A diversity officer in America who was suspended because she believed that voters, not politicians, should decide the meaning of marriage has been reinstated.
Dr Angela McCaskill signed a petition in the US state of Maryland calling for a referendum after politicians in the state passed a law to redefine marriage.
But her bosses at Gallaudet University suspended her for supporting the public vote.
She has now been allowed back to work, and said she felt “welcomed” and “embraced” upon her return.
Campaigners on all sides of the marriage debate criticised the University for the suspension.
In an email to students and staff this week, University President T. Alan Hurwitz announced Dr McCaskill’s reinstatement.
He did not elaborate on the reasons for the reinstatement, or apologise for the suspension.
Mr Hurwitz said: “During the past three months a large number of you have taken the initiative to communicate with me. I have also had the opportunity of attending discussions with students and with others. This has been a period of reflection for all of us.”

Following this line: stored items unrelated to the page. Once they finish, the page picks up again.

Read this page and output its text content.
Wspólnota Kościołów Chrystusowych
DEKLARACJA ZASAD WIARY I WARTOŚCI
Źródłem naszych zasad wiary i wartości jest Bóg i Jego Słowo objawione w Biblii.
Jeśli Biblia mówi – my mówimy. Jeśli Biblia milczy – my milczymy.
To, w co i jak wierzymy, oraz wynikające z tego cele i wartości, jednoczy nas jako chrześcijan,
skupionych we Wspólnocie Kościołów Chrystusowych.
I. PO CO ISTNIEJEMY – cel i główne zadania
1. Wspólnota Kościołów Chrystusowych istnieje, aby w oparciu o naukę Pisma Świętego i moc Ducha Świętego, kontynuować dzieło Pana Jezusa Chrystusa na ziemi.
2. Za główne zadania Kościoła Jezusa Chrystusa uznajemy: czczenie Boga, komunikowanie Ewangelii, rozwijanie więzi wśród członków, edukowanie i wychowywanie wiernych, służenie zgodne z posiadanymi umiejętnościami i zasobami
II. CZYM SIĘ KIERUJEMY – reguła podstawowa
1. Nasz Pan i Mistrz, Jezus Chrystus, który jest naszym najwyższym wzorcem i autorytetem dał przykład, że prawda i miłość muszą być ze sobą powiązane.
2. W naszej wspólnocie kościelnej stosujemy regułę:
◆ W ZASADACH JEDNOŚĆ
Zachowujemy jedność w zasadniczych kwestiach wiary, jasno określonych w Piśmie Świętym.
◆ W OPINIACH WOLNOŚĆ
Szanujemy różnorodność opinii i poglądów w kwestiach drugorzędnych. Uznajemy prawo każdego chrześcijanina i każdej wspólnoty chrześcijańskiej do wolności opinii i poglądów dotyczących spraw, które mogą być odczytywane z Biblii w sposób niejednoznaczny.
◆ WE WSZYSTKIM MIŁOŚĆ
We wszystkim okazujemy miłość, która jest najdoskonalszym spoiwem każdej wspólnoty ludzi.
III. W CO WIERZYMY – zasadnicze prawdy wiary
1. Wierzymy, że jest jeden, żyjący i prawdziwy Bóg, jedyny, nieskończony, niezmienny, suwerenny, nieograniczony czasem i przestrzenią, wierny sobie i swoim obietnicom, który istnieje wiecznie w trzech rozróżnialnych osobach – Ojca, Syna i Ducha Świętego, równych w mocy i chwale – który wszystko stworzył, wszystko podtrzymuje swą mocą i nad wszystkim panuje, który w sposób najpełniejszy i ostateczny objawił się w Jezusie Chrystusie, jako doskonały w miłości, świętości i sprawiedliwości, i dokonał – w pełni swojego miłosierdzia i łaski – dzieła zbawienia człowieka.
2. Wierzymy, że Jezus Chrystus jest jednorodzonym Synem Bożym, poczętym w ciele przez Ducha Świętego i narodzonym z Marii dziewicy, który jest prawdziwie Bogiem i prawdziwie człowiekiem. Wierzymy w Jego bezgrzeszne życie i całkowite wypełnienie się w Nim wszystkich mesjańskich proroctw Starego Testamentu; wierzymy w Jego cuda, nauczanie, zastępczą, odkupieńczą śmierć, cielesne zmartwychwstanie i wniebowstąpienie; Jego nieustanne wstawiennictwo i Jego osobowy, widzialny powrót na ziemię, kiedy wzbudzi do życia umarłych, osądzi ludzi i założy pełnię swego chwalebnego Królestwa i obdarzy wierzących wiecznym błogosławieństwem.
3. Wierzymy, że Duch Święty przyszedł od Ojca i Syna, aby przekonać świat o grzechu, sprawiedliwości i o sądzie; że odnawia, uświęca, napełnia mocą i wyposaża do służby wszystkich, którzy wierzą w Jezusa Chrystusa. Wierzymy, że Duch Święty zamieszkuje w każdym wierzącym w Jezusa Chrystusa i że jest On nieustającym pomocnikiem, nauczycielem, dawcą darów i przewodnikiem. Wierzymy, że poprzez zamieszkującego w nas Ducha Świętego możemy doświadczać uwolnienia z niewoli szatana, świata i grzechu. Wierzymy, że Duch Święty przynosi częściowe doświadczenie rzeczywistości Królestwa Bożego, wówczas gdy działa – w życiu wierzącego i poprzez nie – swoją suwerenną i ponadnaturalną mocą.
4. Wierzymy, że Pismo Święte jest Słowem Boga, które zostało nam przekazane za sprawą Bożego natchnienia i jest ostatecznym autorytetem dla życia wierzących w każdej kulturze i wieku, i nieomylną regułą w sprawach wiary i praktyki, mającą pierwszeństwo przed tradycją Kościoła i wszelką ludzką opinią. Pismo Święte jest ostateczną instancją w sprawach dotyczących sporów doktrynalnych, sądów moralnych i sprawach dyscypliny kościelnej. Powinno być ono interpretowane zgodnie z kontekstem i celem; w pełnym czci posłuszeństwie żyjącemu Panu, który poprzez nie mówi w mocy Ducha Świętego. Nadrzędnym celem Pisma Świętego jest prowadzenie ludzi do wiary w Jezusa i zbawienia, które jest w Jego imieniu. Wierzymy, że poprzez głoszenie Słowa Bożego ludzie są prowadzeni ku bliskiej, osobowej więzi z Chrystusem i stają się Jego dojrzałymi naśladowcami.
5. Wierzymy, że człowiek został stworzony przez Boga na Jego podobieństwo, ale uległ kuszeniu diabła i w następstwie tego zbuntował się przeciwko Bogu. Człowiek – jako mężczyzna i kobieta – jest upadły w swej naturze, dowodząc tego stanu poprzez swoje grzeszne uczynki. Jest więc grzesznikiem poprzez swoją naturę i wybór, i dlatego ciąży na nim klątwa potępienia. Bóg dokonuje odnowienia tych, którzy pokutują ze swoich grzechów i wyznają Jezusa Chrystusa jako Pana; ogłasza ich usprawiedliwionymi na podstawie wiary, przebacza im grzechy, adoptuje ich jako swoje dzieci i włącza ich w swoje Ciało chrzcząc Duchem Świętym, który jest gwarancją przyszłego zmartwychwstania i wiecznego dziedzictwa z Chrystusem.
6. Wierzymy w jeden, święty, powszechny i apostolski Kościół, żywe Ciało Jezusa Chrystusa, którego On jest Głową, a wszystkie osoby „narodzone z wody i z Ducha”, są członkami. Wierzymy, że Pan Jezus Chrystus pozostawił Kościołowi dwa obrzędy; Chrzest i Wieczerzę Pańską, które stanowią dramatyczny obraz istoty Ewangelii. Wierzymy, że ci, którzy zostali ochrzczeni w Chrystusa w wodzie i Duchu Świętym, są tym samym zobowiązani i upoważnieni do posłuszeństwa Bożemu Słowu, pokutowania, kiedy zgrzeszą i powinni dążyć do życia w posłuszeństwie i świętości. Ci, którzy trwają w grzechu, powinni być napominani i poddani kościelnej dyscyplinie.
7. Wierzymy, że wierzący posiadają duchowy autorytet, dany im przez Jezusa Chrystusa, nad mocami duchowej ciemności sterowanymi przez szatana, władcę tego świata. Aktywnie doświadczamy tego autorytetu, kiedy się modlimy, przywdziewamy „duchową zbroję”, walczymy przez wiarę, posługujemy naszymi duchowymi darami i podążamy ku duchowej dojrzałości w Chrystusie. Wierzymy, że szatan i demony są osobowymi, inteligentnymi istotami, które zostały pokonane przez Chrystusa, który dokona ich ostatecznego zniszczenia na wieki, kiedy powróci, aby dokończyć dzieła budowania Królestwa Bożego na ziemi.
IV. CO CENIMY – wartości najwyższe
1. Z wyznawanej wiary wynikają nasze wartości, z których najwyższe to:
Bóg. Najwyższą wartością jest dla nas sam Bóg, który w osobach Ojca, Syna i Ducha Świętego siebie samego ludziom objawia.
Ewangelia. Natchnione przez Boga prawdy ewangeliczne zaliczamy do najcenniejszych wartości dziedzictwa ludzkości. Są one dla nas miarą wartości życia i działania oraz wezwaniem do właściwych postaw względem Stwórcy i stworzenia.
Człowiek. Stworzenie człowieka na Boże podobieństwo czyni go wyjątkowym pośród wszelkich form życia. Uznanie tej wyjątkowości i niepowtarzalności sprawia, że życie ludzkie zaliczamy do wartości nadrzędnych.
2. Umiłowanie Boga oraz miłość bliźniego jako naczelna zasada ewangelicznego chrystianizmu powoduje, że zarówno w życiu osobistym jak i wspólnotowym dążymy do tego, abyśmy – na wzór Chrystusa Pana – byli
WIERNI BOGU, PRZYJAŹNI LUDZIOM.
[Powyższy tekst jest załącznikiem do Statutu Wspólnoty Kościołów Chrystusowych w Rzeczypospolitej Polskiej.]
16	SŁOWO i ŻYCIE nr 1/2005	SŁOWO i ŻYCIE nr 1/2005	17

But university officials have refused to comment to American press about why they decided Dr McCaskill could return to work, calling it a personnel matter.
More than 20,000 people signed a petition demanding her reinstatement, saying the University’s move had “tarnished” their freedom of expression.
And Dr McCaskill’s attorney, J. Wyndal Gordon, says there are still legal difficulties to be resolved with the University, and her reputation has been damaged.
Mr Gordon said: “I think Dr. McCaskill is entitled to some restoration of her reputation and I think the university has not come to full grips with that and we want to be a little more persuasive with them”.
He added: “Dr. McCaskill has been damaged as a result of this”.
A referendum on same-sex marriage was held in November last year in Maryland, and 52 per cent of voters supported the law which had already been forced through.